Jorge Alejandro Muñoz Luna (born 21 December 1961), better known by his nickname Pindinga Muñoz, is a Chilean former professional footballer who played as a winger for clubs in Chile, Spain and the United States.

Club career
Born in Linares, Chile, Muñoz had a prolific career in Chile, where he played for Deportes Linares, San Luis, Huachipato, Universidad Católica, Cobreloa, Santiago Wanderers, Audax Italiano, Provincial Osorno and Deportes Antofagasta.

He is considered an idol of San Luis since he won two titles along with the club and took part of the team on three divisions: Primera (1981), Segunda (1981 and 1982) and Tercera (1992). Along with Patricio Yáñez and Pititore Cabrera, he made up a prolific attacking trident called Las 3 P (The Three P).

He won two titles of Chilean Primera División. In 1997 he won the title along with Universidad Católica, and in 1988 he joined Cobreloa and won the title in the same year.

Abroad, he played for Mallorca in Spain and Jacksonville Cyclones in the United States, where he retired.
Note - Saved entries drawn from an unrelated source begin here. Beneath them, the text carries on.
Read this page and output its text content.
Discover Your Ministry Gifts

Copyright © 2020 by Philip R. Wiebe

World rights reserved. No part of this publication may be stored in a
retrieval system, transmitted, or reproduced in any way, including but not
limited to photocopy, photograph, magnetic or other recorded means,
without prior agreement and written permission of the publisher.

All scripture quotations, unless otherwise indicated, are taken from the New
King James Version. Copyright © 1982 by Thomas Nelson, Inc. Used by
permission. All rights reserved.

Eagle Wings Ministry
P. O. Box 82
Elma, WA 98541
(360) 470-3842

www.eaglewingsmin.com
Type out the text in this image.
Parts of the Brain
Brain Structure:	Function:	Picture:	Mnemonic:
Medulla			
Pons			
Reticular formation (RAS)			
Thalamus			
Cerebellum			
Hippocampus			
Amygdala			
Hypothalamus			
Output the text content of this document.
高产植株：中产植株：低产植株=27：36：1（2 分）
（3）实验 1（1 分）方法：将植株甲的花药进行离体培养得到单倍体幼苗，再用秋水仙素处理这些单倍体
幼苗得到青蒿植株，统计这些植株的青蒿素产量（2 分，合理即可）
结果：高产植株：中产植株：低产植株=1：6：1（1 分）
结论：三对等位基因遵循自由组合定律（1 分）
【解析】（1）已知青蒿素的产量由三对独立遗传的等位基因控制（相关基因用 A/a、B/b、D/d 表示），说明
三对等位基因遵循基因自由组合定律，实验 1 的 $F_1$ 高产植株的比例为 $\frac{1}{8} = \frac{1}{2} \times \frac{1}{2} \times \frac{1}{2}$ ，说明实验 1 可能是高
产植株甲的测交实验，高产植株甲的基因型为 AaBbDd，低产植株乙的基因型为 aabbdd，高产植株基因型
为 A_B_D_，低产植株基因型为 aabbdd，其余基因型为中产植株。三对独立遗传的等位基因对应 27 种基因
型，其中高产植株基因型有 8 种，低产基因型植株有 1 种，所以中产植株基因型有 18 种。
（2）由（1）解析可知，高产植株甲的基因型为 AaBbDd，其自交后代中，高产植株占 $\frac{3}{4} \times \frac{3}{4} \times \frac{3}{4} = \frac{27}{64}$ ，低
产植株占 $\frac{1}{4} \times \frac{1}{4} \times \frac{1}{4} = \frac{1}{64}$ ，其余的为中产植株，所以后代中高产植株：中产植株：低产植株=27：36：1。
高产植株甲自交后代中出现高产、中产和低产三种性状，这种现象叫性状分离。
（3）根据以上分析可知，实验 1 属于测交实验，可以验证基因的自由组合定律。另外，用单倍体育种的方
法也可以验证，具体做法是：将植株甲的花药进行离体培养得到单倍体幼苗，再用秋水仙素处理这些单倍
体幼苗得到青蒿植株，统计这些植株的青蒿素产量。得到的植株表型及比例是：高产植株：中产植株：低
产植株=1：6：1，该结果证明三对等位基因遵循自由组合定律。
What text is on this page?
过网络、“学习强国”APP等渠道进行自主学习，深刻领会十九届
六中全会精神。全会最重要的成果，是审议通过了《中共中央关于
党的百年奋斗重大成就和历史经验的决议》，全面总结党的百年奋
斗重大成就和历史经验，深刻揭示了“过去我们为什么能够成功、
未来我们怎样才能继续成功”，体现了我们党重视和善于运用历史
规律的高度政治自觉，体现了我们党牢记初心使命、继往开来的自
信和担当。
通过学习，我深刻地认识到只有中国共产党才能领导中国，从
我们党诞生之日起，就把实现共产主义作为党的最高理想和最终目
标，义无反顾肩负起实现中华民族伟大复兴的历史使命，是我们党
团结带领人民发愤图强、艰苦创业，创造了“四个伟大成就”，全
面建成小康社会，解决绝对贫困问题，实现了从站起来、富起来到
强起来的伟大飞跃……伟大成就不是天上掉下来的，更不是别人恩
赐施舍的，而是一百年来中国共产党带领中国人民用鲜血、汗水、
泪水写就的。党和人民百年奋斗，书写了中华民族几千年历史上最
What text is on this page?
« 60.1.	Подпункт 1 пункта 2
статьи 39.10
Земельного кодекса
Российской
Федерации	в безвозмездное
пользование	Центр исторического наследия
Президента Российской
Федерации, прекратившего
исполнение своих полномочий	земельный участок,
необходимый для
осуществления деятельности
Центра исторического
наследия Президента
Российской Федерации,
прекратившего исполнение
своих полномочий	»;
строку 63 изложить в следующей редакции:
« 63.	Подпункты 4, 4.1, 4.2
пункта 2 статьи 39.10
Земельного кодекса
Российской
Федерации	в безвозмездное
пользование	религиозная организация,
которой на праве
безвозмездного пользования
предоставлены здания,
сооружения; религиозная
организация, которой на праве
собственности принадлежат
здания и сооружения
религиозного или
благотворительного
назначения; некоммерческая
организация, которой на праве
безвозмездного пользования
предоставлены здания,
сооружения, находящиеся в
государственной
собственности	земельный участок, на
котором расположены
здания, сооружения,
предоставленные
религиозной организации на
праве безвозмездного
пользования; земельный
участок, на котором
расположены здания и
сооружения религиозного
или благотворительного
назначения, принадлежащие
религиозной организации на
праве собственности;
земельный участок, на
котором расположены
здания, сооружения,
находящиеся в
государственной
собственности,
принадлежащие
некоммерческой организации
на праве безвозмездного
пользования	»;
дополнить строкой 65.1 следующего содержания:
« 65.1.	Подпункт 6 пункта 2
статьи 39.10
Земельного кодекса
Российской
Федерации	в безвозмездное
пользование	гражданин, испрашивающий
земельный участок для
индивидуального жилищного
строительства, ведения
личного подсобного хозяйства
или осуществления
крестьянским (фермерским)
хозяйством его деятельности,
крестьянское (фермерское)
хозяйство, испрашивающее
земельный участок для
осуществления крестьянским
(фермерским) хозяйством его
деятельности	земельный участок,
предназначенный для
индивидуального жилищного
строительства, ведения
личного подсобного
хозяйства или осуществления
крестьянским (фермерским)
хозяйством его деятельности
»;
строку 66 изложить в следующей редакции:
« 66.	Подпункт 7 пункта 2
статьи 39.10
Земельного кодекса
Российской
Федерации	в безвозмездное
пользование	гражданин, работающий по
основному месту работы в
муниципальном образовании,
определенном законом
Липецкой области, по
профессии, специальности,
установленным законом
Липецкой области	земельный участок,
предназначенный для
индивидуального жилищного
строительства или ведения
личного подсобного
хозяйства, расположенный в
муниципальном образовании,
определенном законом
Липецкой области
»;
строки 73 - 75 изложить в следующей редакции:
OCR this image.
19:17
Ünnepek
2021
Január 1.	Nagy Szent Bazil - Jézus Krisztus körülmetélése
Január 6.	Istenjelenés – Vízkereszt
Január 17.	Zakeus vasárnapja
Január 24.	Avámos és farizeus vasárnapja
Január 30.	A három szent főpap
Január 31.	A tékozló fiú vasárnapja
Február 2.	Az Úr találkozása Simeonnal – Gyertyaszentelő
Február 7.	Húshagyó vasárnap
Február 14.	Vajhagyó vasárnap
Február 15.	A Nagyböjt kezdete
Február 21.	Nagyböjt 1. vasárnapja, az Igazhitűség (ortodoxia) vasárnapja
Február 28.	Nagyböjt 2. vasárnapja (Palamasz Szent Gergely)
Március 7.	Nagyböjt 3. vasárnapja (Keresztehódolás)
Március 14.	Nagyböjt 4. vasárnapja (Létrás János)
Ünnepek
Over his career, he played alongside great players such as Marcelo Trobbiani, Patricio Yáñez, Pititore Cabrera and Eduardo Gómez.

International career
In 1985, he made four appearances for the Chile national team, scoring a goal in the 1986 FIFA World Cup qualification match versus Paraguay in 17 November.

Personal life
Muñoz is well known by his nickname Pindinga, a derivation of Pitinga, how people from Linares called to a local bird that used to run over the rivers and lakes.

After playing for Jacksonville Cyclones, he made his home in the United States. Since 2009, he has lived in St. Augustine, Florida.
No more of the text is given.